Please note that protecting your eyes from computer screens and smartphones is more important than ever, but effectively tackling the problem is more about prevention than treatment.
Here are some simple preventative measures that helps protect your eyes from computer screens and smartphones.
How To Protect Eyes From Computer Screen
1. Use The 20/20/20 Rule
Your eyes aren’t designed to stare all day at something directly in front of you. With the 20/20/20 rule, you give your eyes a much-needed break during long work days.

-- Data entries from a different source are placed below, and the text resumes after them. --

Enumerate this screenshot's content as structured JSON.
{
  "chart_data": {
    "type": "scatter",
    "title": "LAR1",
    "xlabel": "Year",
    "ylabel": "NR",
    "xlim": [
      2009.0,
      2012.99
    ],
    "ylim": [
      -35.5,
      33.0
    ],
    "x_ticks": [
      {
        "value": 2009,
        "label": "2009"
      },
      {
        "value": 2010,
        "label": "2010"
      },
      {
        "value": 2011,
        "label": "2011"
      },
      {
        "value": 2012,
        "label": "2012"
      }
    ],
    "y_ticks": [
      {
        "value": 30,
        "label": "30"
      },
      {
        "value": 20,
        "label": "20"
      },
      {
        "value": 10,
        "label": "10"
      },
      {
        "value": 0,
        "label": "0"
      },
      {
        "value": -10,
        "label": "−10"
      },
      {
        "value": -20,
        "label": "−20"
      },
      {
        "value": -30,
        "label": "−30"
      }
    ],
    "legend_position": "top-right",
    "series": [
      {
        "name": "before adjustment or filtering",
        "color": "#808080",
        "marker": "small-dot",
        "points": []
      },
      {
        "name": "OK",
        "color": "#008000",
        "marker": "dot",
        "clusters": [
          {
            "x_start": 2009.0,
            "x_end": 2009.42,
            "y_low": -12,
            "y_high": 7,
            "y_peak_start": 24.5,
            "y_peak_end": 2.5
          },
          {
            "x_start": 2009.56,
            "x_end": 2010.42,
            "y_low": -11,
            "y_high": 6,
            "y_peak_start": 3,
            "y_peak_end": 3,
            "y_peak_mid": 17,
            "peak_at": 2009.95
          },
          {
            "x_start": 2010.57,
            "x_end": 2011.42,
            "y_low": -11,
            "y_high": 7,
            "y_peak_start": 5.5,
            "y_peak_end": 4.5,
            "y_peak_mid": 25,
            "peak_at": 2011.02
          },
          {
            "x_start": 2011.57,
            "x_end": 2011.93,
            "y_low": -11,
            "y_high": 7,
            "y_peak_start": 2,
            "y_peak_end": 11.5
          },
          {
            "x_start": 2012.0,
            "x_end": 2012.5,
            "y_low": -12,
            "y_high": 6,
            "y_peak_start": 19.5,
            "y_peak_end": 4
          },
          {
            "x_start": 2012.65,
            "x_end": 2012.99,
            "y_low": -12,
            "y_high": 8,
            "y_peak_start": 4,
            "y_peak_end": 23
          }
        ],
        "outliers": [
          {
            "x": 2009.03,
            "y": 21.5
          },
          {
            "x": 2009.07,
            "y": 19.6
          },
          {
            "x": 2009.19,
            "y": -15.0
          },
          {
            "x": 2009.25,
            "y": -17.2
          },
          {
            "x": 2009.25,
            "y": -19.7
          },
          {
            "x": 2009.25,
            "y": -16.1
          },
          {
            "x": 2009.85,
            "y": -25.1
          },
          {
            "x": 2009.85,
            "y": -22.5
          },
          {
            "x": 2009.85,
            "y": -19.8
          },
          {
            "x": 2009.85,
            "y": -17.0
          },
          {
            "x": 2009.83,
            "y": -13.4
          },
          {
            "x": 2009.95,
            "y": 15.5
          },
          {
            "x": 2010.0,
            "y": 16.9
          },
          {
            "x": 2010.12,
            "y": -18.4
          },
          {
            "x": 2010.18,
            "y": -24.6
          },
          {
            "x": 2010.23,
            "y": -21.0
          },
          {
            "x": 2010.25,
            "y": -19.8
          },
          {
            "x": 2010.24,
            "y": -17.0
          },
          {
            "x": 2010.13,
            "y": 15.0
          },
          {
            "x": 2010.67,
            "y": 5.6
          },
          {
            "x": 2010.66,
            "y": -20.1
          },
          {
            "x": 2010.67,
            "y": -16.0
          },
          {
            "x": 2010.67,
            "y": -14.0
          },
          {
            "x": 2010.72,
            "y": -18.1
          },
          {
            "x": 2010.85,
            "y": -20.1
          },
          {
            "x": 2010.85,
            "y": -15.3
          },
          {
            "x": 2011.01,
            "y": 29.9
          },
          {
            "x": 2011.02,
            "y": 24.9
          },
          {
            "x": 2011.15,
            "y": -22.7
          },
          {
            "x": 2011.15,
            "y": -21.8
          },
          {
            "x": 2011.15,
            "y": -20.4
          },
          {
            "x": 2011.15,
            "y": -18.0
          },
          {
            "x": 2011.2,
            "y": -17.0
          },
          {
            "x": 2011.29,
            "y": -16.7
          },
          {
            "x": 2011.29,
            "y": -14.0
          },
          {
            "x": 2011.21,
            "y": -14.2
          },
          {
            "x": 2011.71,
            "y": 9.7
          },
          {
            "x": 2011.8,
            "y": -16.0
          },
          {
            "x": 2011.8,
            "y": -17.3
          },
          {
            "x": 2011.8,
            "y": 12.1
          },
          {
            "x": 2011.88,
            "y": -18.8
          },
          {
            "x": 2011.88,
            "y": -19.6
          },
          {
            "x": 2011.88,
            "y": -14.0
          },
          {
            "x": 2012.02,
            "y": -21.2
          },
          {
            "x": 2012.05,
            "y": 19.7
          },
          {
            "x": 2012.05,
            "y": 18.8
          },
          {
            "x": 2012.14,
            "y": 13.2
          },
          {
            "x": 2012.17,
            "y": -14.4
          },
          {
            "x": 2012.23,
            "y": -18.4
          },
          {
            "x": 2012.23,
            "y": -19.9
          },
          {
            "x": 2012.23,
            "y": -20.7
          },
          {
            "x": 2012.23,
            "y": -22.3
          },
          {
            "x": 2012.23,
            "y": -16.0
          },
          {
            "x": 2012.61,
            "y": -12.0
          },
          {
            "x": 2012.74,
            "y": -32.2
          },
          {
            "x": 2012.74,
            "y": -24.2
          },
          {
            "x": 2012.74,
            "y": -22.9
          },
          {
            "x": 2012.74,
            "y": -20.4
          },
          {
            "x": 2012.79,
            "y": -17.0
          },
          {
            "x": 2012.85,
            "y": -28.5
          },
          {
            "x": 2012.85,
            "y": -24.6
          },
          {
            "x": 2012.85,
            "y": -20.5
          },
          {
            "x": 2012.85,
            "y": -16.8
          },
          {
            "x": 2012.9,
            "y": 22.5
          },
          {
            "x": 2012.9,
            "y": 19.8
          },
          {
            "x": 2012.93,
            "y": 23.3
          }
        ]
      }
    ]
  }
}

If you look at the screen for 20 minutes, you must look at something at least 20 feet away from you for 20 seconds. The longer you look away from your screen, though, the better!
2. Ensure Your Room Is Well Lit
It may sound counterintuitive, but less light in your room is actually better for your eyes when you’re working on a computer. Offices shouldn’t be too bright, so when possible, close your curtains and reduce your use of fluorescent lighting.
Use lower voltage bulbs and make sure your ambient lighting is about half as bright as the average office.
3. Have Regular Eye Exams
Regular eye exams help you keep your eye health in check and ensure your problems aren’t worse than normal eye strain. It also gives you a great opportunity to talk to an expert about your habits and eye health!
4. Reduce Glare
Glare on your computer screen can cause eye strain as it stops your eyes adjusting as easily as they should to the content you’re trying to focus on.
Use an anti-glare matte screen where possible (rather than glass-covered LCDs). If you’re a glasses wearer, make sure your lenses have an anti-reflective coating.
5. Use High-Resolution Screens
Most people don’t have to use CRT screens any more. Those are the old computer screens with low refresh rates that created a noticeable flicker that made your eyes feel uncomfortable.
Today, screens typically offer refresh rates of 75Hz or more. The higher the better. Furthermore, screens with higher resolutions appear more lifelike. When you can’t see the pixels, your eyes don’t work as hard to make sense of the images in front of you.
6. Reduce Blue Light
Blue light has a short wave-length and is known for causing damage to the eye. Reduce blue light by using specialist glasses or reduce the color temperature of your screen. It’s ideal for long-term use.